I’ve heard of Quince. The Owl and the Pussy Cat ate it:
So they took it away, and were married next day
By the Turkey who lives on the hill.
They dined on mince, and slices of quince,
Which they ate with a runcible spoon.
And hand in hand, on the edge of the sand.
They danced by the light of the moon, the moon, the moon,
They danced by the light of the moon.
But I had no idea what they were until another marketer brought some to the Grand Forks, BC market. She had a basket of the weirdest looking pears I had ever seen and when I asked her what they were, she told me. I was intrigued, so I took them home and looked them up.
It turns out they are a member of the Apple and Pear Family, They are not really great for eating out of hand as they are really tough, but we sliced one really thin and ate it with a nice extra old cheddar.
First I have to tell you their fragrance is wonderful! They perfumed my car and I could still smell them 3 days later. We left them on the table over the weekend and every night when we opened the door, it smelled delicious. Finally, it was time to make the jelly!
We diced the quince and placed them in a pot covering them with water. They brown quickly.
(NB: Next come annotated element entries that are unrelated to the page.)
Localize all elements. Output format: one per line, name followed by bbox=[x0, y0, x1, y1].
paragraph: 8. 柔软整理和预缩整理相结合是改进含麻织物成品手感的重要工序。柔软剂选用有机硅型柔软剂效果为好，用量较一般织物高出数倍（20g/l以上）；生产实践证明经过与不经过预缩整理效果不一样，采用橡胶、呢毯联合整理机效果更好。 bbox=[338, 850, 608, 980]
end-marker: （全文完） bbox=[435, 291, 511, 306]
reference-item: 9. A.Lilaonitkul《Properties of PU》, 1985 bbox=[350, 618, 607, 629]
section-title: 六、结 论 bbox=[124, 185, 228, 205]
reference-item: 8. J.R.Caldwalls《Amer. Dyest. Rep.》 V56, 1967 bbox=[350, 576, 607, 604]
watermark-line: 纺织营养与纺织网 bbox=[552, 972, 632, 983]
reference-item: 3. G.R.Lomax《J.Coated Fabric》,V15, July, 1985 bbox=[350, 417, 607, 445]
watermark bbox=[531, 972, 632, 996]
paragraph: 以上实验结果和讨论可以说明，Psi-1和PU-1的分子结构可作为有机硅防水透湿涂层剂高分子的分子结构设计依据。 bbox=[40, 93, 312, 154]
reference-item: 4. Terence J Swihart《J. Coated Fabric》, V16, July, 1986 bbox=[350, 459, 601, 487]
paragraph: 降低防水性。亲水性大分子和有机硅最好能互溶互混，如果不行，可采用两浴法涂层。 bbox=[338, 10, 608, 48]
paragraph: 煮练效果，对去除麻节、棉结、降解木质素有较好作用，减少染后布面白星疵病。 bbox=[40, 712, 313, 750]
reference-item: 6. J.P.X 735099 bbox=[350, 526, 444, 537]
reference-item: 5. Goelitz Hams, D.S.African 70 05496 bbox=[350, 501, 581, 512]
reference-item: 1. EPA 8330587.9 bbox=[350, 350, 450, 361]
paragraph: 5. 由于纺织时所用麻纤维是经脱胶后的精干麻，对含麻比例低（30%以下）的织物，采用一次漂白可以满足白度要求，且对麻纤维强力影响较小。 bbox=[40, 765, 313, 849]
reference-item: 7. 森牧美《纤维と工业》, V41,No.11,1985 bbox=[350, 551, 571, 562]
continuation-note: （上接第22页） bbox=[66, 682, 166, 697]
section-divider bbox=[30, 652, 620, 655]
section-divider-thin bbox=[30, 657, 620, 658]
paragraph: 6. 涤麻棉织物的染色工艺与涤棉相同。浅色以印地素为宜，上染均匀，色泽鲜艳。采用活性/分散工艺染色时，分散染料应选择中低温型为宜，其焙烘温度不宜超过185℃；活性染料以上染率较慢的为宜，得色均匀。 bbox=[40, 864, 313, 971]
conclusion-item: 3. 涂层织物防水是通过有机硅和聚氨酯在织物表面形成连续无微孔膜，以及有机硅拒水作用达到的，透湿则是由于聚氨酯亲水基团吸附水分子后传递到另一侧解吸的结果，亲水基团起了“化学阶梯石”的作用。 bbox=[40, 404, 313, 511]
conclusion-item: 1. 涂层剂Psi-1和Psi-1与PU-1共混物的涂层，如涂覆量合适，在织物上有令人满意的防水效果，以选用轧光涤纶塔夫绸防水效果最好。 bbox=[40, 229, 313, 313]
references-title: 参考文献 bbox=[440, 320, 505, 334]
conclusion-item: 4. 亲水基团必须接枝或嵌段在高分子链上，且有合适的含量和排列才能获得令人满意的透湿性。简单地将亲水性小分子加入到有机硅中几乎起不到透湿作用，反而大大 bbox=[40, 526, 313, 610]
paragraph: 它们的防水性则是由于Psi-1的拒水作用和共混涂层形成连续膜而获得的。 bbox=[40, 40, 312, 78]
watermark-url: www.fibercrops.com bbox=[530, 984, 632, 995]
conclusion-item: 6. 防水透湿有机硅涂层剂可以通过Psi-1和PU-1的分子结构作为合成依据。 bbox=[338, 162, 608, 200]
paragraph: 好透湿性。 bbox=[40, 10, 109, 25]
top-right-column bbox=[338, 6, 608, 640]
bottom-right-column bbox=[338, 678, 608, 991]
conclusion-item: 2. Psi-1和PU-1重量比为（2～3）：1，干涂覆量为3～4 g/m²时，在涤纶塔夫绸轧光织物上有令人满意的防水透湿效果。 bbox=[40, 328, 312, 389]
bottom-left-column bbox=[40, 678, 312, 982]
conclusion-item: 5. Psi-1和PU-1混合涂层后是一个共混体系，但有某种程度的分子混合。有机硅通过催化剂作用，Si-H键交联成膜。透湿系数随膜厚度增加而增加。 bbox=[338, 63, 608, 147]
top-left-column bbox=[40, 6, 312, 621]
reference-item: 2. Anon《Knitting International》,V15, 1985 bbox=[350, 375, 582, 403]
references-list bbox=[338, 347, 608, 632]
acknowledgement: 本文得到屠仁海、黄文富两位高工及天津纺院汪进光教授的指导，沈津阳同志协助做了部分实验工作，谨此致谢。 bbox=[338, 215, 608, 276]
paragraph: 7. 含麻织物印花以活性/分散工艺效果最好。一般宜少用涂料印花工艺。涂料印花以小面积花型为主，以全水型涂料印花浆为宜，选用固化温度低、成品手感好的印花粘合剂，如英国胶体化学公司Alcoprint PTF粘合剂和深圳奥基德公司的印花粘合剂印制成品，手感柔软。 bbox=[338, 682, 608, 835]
The contents of the pot of quince was too much for our jelly bag, so we used the old standby – a bleached tea towel we keep specifically for this very purpose. I put the colander in the stainless bowl added the tea towel,
And tied through the cupboard handle and let it drip – all night.
The drained juice is gorgeous. We then measured and poured it into the jelly pot.
Then bring the mixture to a boil.
Quinces contain a lot of pectin, so rather than add any commercial pectin we boiled the quince until the thermometer reached 220 degrees (f) or 105 degrees (c).
Then we poured it into the sterilized jelly jars, wiped the rims with clean damp paper towel put on the two piece lids and processed for 10 minutes.
This jelly is marvelous!
If you get the chance, you should taste it (or make your own).
As Quince have gone out of fashion, I wonder how I can find a quince tree for our garden, there are so many other recipes I’d like to try.